Кэтрин рассмеялась и поцеловала его в лоб.
— Если только вместе с тобой, — добавил он.
— Ну, ты и дипломат.
— Да нет, просто я практичен.
— И это мне кое о чем напоминает. Ты, кажется, просил меня напомнить о том, чтоб натопить снега?
Брук застонал.
— Ой, как не хочется надевать влажную одежду и выходить на холод.
— А до утра нельзя подождать?
— Нет, я должен это сделать сейчас. Снег быстро не растает.
— Я тебе помогу.
— Нет, — возразил Брук. — Ты сохраняй постель теплой.

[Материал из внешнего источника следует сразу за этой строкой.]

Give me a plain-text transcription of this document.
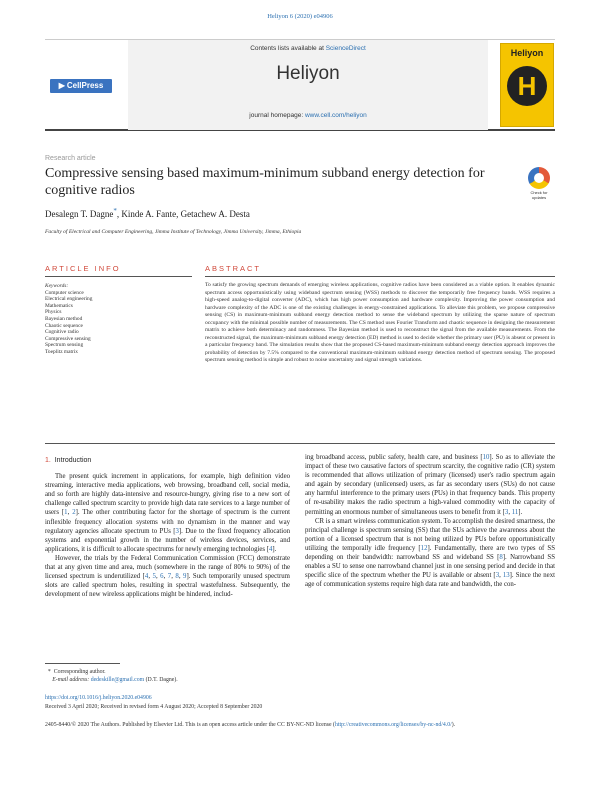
Heliyon 6 (2020) e04906
▶ CellPress
Contents lists available at ScienceDirect
Heliyon
journal homepage: www.cell.com/heliyon
Heliyon
H
Research article
Compressive sensing based maximum-minimum subband energy detection for cognitive radios	Check for updates
Desalegn T. Dagne*, Kinde A. Fante, Getachew A. Desta
Faculty of Electrical and Computer Engineering, Jimma Institute of Technology, Jimma University, Jimma, Ethiopia
ARTICLE INFO	ABSTRACT
Keywords:
Computer science
Electrical engineering
Mathematics
Physics
Bayesian method
Chaotic sequence
Cognitive radio
Compressive sensing
Spectrum sensing
Toeplitz matrix
To satisfy the growing spectrum demands of emerging wireless applications, cognitive radios have been considered as a viable option. It enables dynamic spectrum access opportunistically using wideband spectrum sensing (WSS) methods to discover the temporarily free frequency bands. WSS requires a high-speed analog-to-digital converter (ADC), which has high power consumption and hardware complexity. Improving the power consumption and hardware complexity of the ADC is one of the existing challenges in energy-constrained applications. To alleviate this problem, we propose compressive sensing (CS) in maximum-minimum subband energy detection method to sense the wideband spectrum by utilizing the sparse nature of spectrum occupancy with the minimal possible number of measurements. The CS method uses Fourier Transform and chaotic sequence in designing the measurement matrix to achieve both determinacy and randomness. The Bayesian method is used to reconstruct the signal from the available measurements. From the reconstructed signal, the maximum-minimum subband energy detection (ED) method is used to decide whether the primary user (PU) is absent or present in a particular frequency band. The simulation results show that the proposed CS-based maximum-minimum subband energy detection approach improves the probability of detection by 7.5% compared to the conventional maximum-minimum subband energy detection method of spectrum sensing. The proposed spectrum sensing method is simple and robust to noise uncertainty and signal strength variations.
1. Introduction

The present quick increment in applications, for example, high definition video streaming, interactive media applications, web browsing, broadband cell, social media, and so forth are highly data-intensive and resource-hungry, giving rise to a new sort of challenge called spectrum scarcity to provide high data rate services to a large number of users [1, 2]. The other contributing factor for the shortage of spectrum is the current inflexible frequency allocation systems with no dynamism in the manner and way regulatory agencies allocate spectrum to PUs [3]. Due to the fixed frequency allocation systems and exponential growth in the number of wireless devices, services, and applications, it is difficult to allocate spectrums for newly emerging technologies [4].

However, the trials by the Federal Communication Commission (FCC) demonstrate that at any given time and area, much (somewhere in the range of 80% to 90%) of the licensed spectrum is underutilized [4, 5, 6, 7, 8, 9]. Such temporarily unused spectrum slots are called spectrum holes, resulting in spectral wastefulness. Subsequently, the development of new wireless applications might be hindered, includ-

ing broadband access, public safety, health care, and business [10]. So as to alleviate the impact of these two causative factors of spectrum scarcity, the cognitive radio (CR) system is recommended that allows utilization of primary (licensed) user's radio spectrum again and again by secondary (unlicensed) users, as far as secondary users (SUs) do not cause any harmful interference to the primary users (PUs) in that frequency bands. This property of re-usability makes the radio spectrum a high-valued commodity with the capacity of permitting an enormous number of simultaneous users to benefit from it [3, 11].

CR is a smart wireless communication system. To accomplish the desired smartness, the principal challenge is spectrum sensing (SS) that the SUs achieve the awareness about the portion of a licensed spectrum that is not being utilized by PUs before opportunistically utilizing the temporally idle frequency [12]. Fundamentally, there are two types of SS depending on their bandwidth: narrowband SS and wideband SS [8]. Narrowband SS enables a SU to sense one narrowband channel just in one sensing period and decide in that specific slice of the spectrum whether the PU is available or absent [3, 13]. Since the next age of communication systems require high data rate and bandwidth, the con-

* Corresponding author.
E-mail address: dedeskille@gmail.com (D.T. Dagne).
https://doi.org/10.1016/j.heliyon.2020.e04906
Received 3 April 2020; Received in revised form 4 August 2020; Accepted 8 September 2020
2405-8440/© 2020 The Authors. Published by Elsevier Ltd. This is an open access article under the CC BY-NC-ND license (http://creativecommons.org/licenses/by-nc-nd/4.0/).
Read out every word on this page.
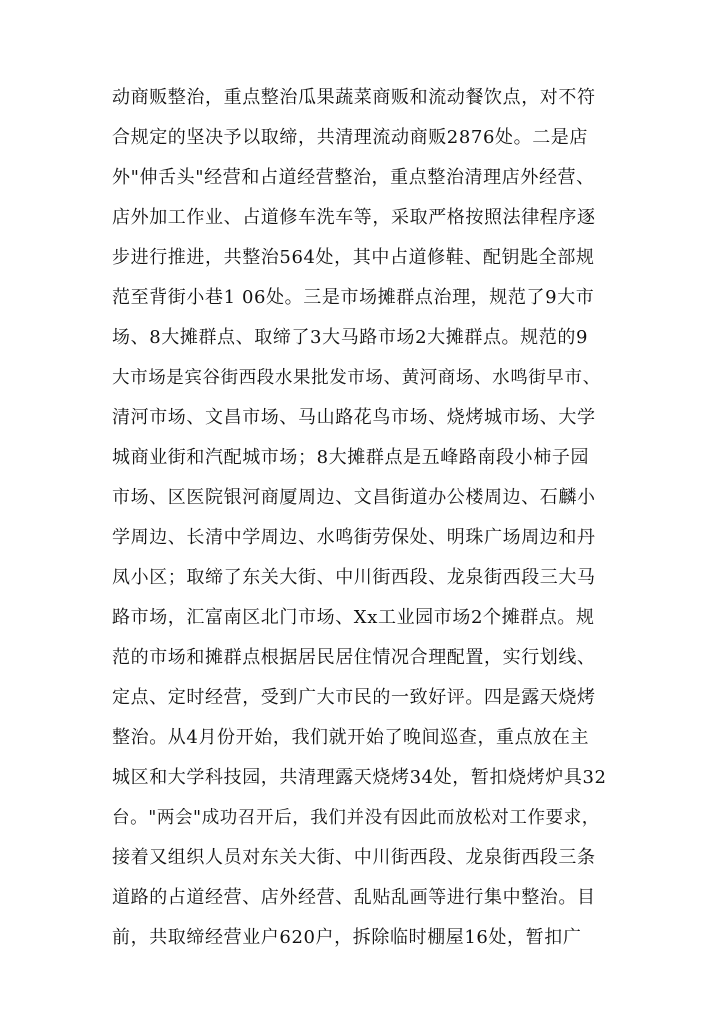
动商贩整治，重点整治瓜果蔬菜商贩和流动餐饮点，对不符
合规定的坚决予以取缔，共清理流动商贩2876处。二是店
外"伸舌头"经营和占道经营整治，重点整治清理店外经营、
店外加工作业、占道修车洗车等，采取严格按照法律程序逐
步进行推进，共整治564处，其中占道修鞋、配钥匙全部规
范至背街小巷1 06处。三是市场摊群点治理，规范了9大市
场、8大摊群点、取缔了3大马路市场2大摊群点。规范的9
大市场是宾谷街西段水果批发市场、黄河商场、水鸣街早市、
清河市场、文昌市场、马山路花鸟市场、烧烤城市场、大学
城商业街和汽配城市场；8大摊群点是五峰路南段小柿子园
市场、区医院银河商厦周边、文昌街道办公楼周边、石麟小
学周边、长清中学周边、水鸣街劳保处、明珠广场周边和丹
凤小区；取缔了东关大街、中川街西段、龙泉街西段三大马
路市场，汇富南区北门市场、Xx工业园市场2个摊群点。规
范的市场和摊群点根据居民居住情况合理配置，实行划线、
定点、定时经营，受到广大市民的一致好评。四是露天烧烤
整治。从4月份开始，我们就开始了晚间巡查，重点放在主
城区和大学科技园，共清理露天烧烤34处，暂扣烧烤炉具32
台。"两会"成功召开后，我们并没有因此而放松对工作要求，
接着又组织人员对东关大街、中川街西段、龙泉街西段三条
道路的占道经营、店外经营、乱贴乱画等进行集中整治。目
前，共取缔经营业户620户，拆除临时棚屋16处，暂扣广
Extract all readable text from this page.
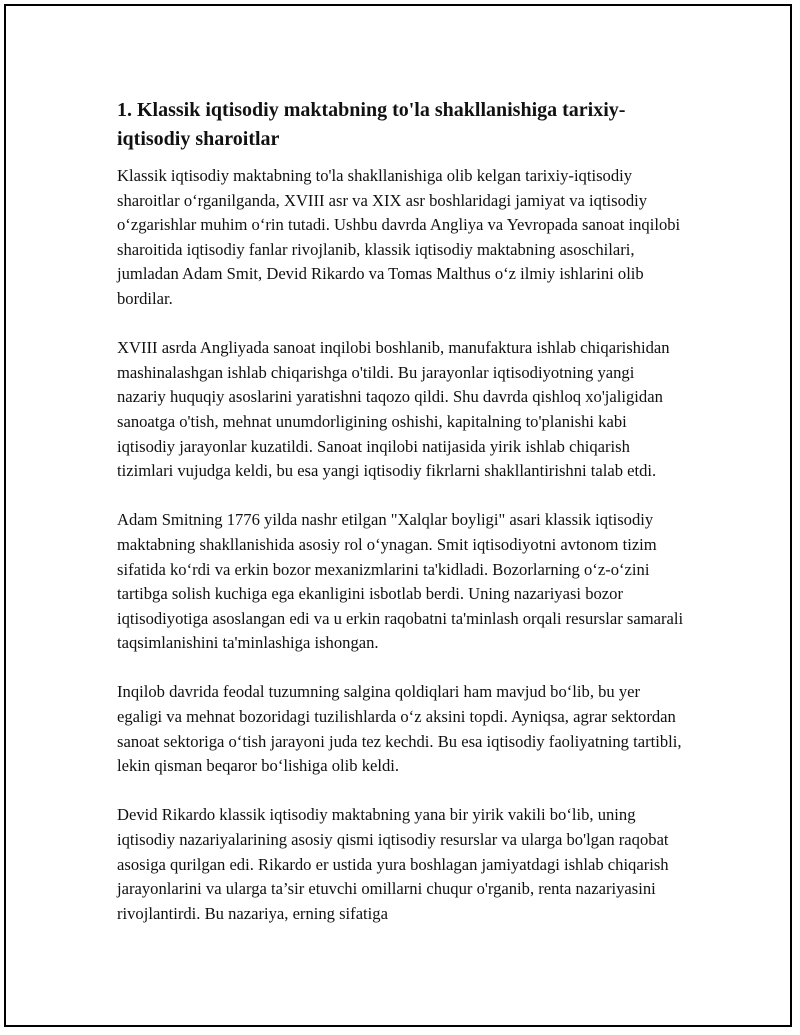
1. Klassik iqtisodiy maktabning to'la shakllanishiga tarixiy-iqtisodiy sharoitlar

Klassik iqtisodiy maktabning to'la shakllanishiga olib kelgan tarixiy-iqtisodiy sharoitlar o‘rganilganda, XVIII asr va XIX asr boshlaridagi jamiyat va iqtisodiy o‘zgarishlar muhim o‘rin tutadi. Ushbu davrda Angliya va Yevropada sanoat inqilobi sharoitida iqtisodiy fanlar rivojlanib, klassik iqtisodiy maktabning asoschilari, jumladan Adam Smit, Devid Rikardo va Tomas Malthus o‘z ilmiy ishlarini olib bordilar.

XVIII asrda Angliyada sanoat inqilobi boshlanib, manufaktura ishlab chiqarishidan mashinalashgan ishlab chiqarishga o'tildi. Bu jarayonlar iqtisodiyotning yangi nazariy huquqiy asoslarini yaratishni taqozo qildi. Shu davrda qishloq xo'jaligidan sanoatga o'tish, mehnat unumdorligining oshishi, kapitalning to'planishi kabi iqtisodiy jarayonlar kuzatildi. Sanoat inqilobi natijasida yirik ishlab chiqarish tizimlari vujudga keldi, bu esa yangi iqtisodiy fikrlarni shakllantirishni talab etdi.

Adam Smitning 1776 yilda nashr etilgan "Xalqlar boyligi" asari klassik iqtisodiy maktabning shakllanishida asosiy rol o‘ynagan. Smit iqtisodiyotni avtonom tizim sifatida ko‘rdi va erkin bozor mexanizmlarini ta'kidladi. Bozorlarning o‘z-o‘zini tartibga solish kuchiga ega ekanligini isbotlab berdi. Uning nazariyasi bozor iqtisodiyotiga asoslangan edi va u erkin raqobatni ta'minlash orqali resurslar samarali taqsimlanishini ta'minlashiga ishongan.

Inqilob davrida feodal tuzumning salgina qoldiqlari ham mavjud bo‘lib, bu yer egaligi va mehnat bozoridagi tuzilishlarda o‘z aksini topdi. Ayniqsa, agrar sektordan sanoat sektoriga o‘tish jarayoni juda tez kechdi. Bu esa iqtisodiy faoliyatning tartibli, lekin qisman beqaror bo‘lishiga olib keldi.

Devid Rikardo klassik iqtisodiy maktabning yana bir yirik vakili bo‘lib, uning iqtisodiy nazariyalarining asosiy qismi iqtisodiy resurslar va ularga bo'lgan raqobat asosiga qurilgan edi. Rikardo er ustida yura boshlagan jamiyatdagi ishlab chiqarish jarayonlarini va ularga ta’sir etuvchi omillarni chuqur o'rganib, renta nazariyasini rivojlantirdi. Bu nazariya, erning sifatiga
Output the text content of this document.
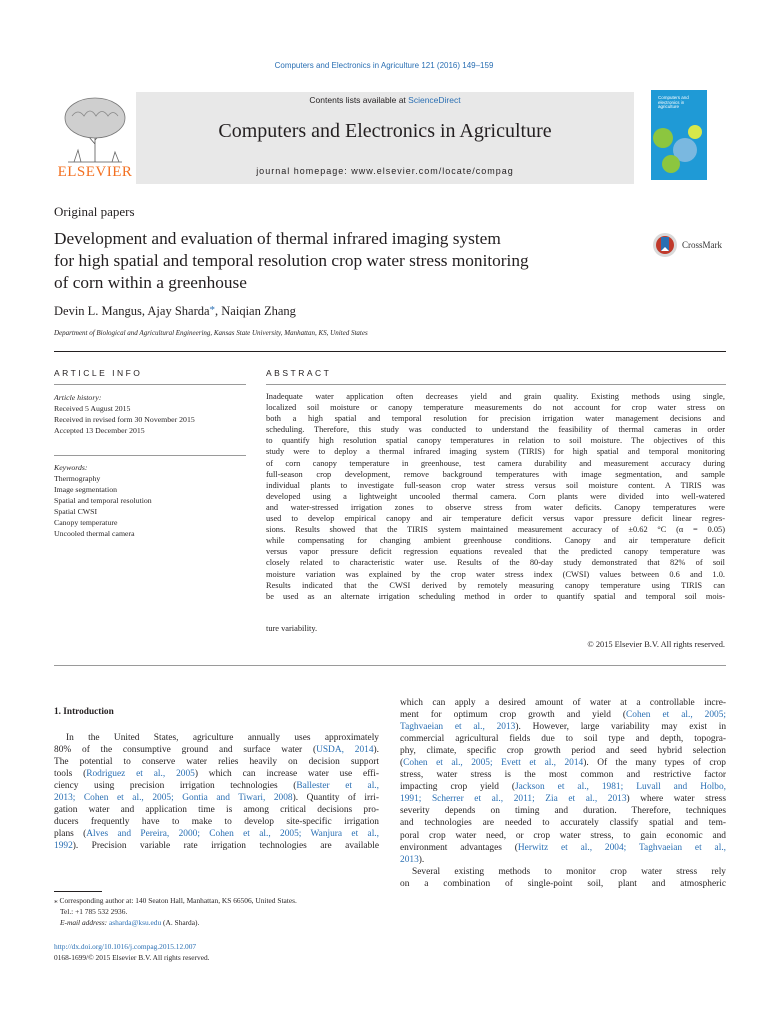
Computers and Electronics in Agriculture 121 (2016) 149–159
ELSEVIER
Contents lists available at ScienceDirect
Computers and Electronics in Agriculture
journal homepage: www.elsevier.com/locate/compag
Computers and electronics in agriculture
Original papers
Development and evaluation of thermal infrared imaging system
for high spatial and temporal resolution crop water stress monitoring
of corn within a greenhouse
CrossMark
Devin L. Mangus, Ajay Sharda*, Naiqian Zhang
Department of Biological and Agricultural Engineering, Kansas State University, Manhattan, KS, United States
ARTICLE INFO	ABSTRACT
Article history:
Received 5 August 2015
Received in revised form 30 November 2015
Accepted 13 December 2015
Keywords:
Thermography
Image segmentation
Spatial and temporal resolution
Spatial CWSI
Canopy temperature
Uncooled thermal camera
Inadequate water application often decreases yield and grain quality. Existing methods using single,
localized soil moisture or canopy temperature measurements do not account for crop water stress on
both a high spatial and temporal resolution for precision irrigation water management decisions and
scheduling. Therefore, this study was conducted to understand the feasibility of thermal cameras in order
to quantify high resolution spatial canopy temperatures in relation to soil moisture. The objectives of this
study were to deploy a thermal infrared imaging system (TIRIS) for high spatial and temporal monitoring
of corn canopy temperature in greenhouse, test camera durability and measurement accuracy during
full-season crop development, remove background temperatures with image segmentation, and sample
individual plants to investigate full-season crop water stress versus soil moisture content. A TIRIS was
developed using a lightweight uncooled thermal camera. Corn plants were divided into well-watered
and water-stressed irrigation zones to observe stress from water deficits. Canopy temperatures were
used to develop empirical canopy and air temperature deficit versus vapor pressure deficit linear regres-
sions. Results showed that the TIRIS system maintained measurement accuracy of ±0.62 °C (α = 0.05)
while compensating for changing ambient greenhouse conditions. Canopy and air temperature deficit
versus vapor pressure deficit regression equations revealed that the predicted canopy temperature was
closely related to characteristic water use. Results of the 80-day study demonstrated that 82% of soil
moisture variation was explained by the crop water stress index (CWSI) values between 0.6 and 1.0.
Results indicated that the CWSI derived by remotely measuring canopy temperature using TIRIS can
be used as an alternate irrigation scheduling method in order to quantify spatial and temporal soil mois-
ture variability.
© 2015 Elsevier B.V. All rights reserved.
1. Introduction
In the United States, agriculture annually uses approximately
80% of the consumptive ground and surface water (USDA, 2014).
The potential to conserve water relies heavily on decision support
tools (Rodriguez et al., 2005) which can increase water use effi-
ciency using precision irrigation technologies (Ballester et al.,
2013; Cohen et al., 2005; Gontia and Tiwari, 2008). Quantity of irri-
gation water and application time is among critical decisions pro-
ducers frequently have to make to develop site-specific irrigation
plans (Alves and Pereira, 2000; Cohen et al., 2005; Wanjura et al.,
1992). Precision variable rate irrigation technologies are available
which can apply a desired amount of water at a controllable incre-
ment for optimum crop growth and yield (Cohen et al., 2005;
Taghvaeian et al., 2013). However, large variability may exist in
commercial agricultural fields due to soil type and depth, topogra-
phy, climate, specific crop growth period and seed hybrid selection
(Cohen et al., 2005; Evett et al., 2014). Of the many types of crop
stress, water stress is the most common and restrictive factor
impacting crop yield (Jackson et al., 1981; Luvall and Holbo,
1991; Scherrer et al., 2011; Zia et al., 2013) where water stress
severity depends on timing and duration. Therefore, techniques
and technologies are needed to accurately classify spatial and tem-
poral crop water need, or crop water stress, to gain economic and
environment advantages (Herwitz et al., 2004; Taghvaeian et al.,
2013).
Several existing methods to monitor crop water stress rely
on a combination of single-point soil, plant and atmospheric
⁎ Corresponding author at: 140 Seaton Hall, Manhattan, KS 66506, United States.
Tel.: +1 785 532 2936.
E-mail address: asharda@ksu.edu (A. Sharda).
http://dx.doi.org/10.1016/j.compag.2015.12.007
0168-1699/© 2015 Elsevier B.V. All rights reserved.
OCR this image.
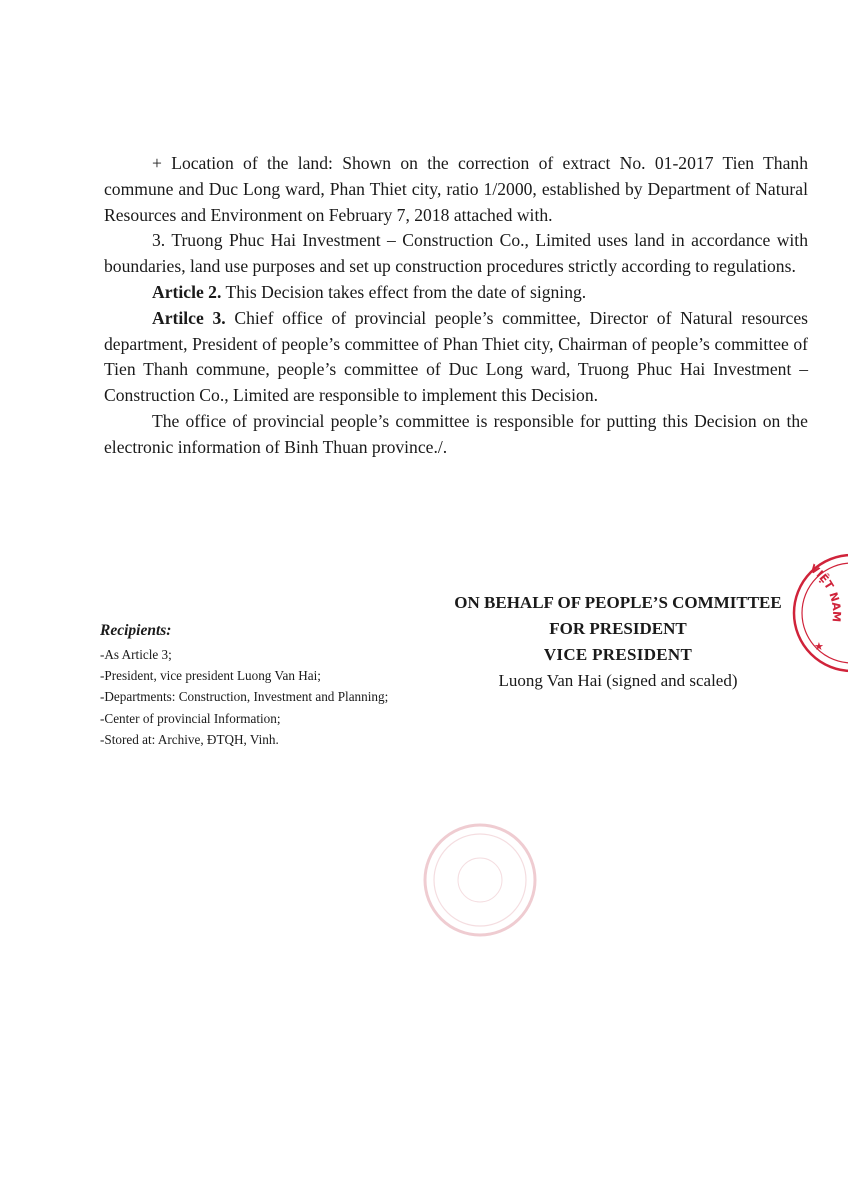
+ Location of the land: Shown on the correction of extract No. 01-2017 Tien Thanh commune and Duc Long ward, Phan Thiet city, ratio 1/2000, established by Department of Natural Resources and Environment on February 7, 2018 attached with.

3. Truong Phuc Hai Investment – Construction Co., Limited uses land in accordance with boundaries, land use purposes and set up construction procedures strictly according to regulations.

Article 2. This Decision takes effect from the date of signing.

Artilce 3. Chief office of provincial people’s committee, Director of Natural resources department, President of people’s committee of Phan Thiet city, Chairman of people’s committee of Tien Thanh commune, people’s committee of Duc Long ward, Truong Phuc Hai Investment – Construction Co., Limited are responsible to implement this Decision.

The office of provincial people’s committee is responsible for putting this Decision on the electronic information of Binh Thuan province./.

ON BEHALF OF PEOPLE’S COMMITTEE
FOR PRESIDENT
VICE PRESIDENT
Luong Van Hai (signed and scaled)
Recipients:
-As Article 3;
-President, vice president Luong Van Hai;
-Departments: Construction, Investment and Planning;
-Center of provincial Information;
-Stored at: Archive, ĐTQH, Vinh.
VIỆT NAM
★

Он натянул на себя подсохнувшую одежду и с ведром в руках пошел за снегом. Ему пришлось сделать не меньше двенадцати ходок, и к тому времени, когда он снова забрался в постель, кожа его была просто ледяной.
— Не трогай меня, Брук Сэвидж, пока не согреешься, — оттолкнула его Кэтрин.
— Ладно, в следующий раз ты будешь заниматься этим сама.
— Я же предлагала тебе свою помощь.
— Кэтрин, разве ты не знаешь, для чего созданы женщины? Чтобы хранить тепло и создавать мужчинам уют.
— Приятель, ну-ка вспомни о Пятнице Робинзона Крузо!
— Слушай, кто сейчас принес воду — ты или я?
— Вот видишь, ты все понял! Если подумать, из тебя может получиться превосходный Пятница!
Брук обнял Кэтрин, заставив ее поежиться от холода. Но очень скоро он согрелся, и они снова оказались в объятиях друг друга. Он положил голову ей на грудь, а она принялась гладить его по волосам.
— Как ты думаешь, сколько сейчас времени? — спросила она.
— Сейчас ночь.
— А точнее не знаешь?
— Первая половина ночи.
— А число? Или для тебя есть только времена года? Тогда зима, так я понимаю.
— Первая половина зимы.
— Должно быть, сейчас декабрь, — печально заметила Кэтрин. — Сколько времени я уже здесь нахожусь?
— Семь дней.
— Так значит, сейчас первое декабря. Не успеем и глазом моргнуть, как будет Рождество.
Брук промолчал.
— А ты разве не скучал без Рождества? Разве не думал о том, что весь мир, исключая тебя, его празднует?
— Наверное, поначалу скучал. Пол как-то дал мне транзистор и я слушал рождественскую музыку. Но от этого только почувствовал себя еще более одиноким. И в отчаянии зашвырнул эту штуковину со скалы.
Это признание вернуло Кэтрин к реальности. Но ей так не хотелось сейчас думать о будущем! Брук как будто прочитал ее мысли, потому что стал ее целовать.
— Не думай об этом, — прошептал он.
— От тебя не так-то легко что-то скрыть, правда?
— Я к тебе привыкаю, Кэтрин.
— Наверное, я рада этому.
Они снова любили друг друга, только на этот раз в их обращении друг с другом затаилась какая-то пронзительная нежность. Как все-таки странно все было. Они совершенно не уставали друг от друга. Наоборот — стали друг для друга каким-то наваждением, а их страсть навязчивой идеей. Они забывались недолгим сном, потом один из них будил другого — то ли касанием, то ли поцелуем, и все начиналось сначала.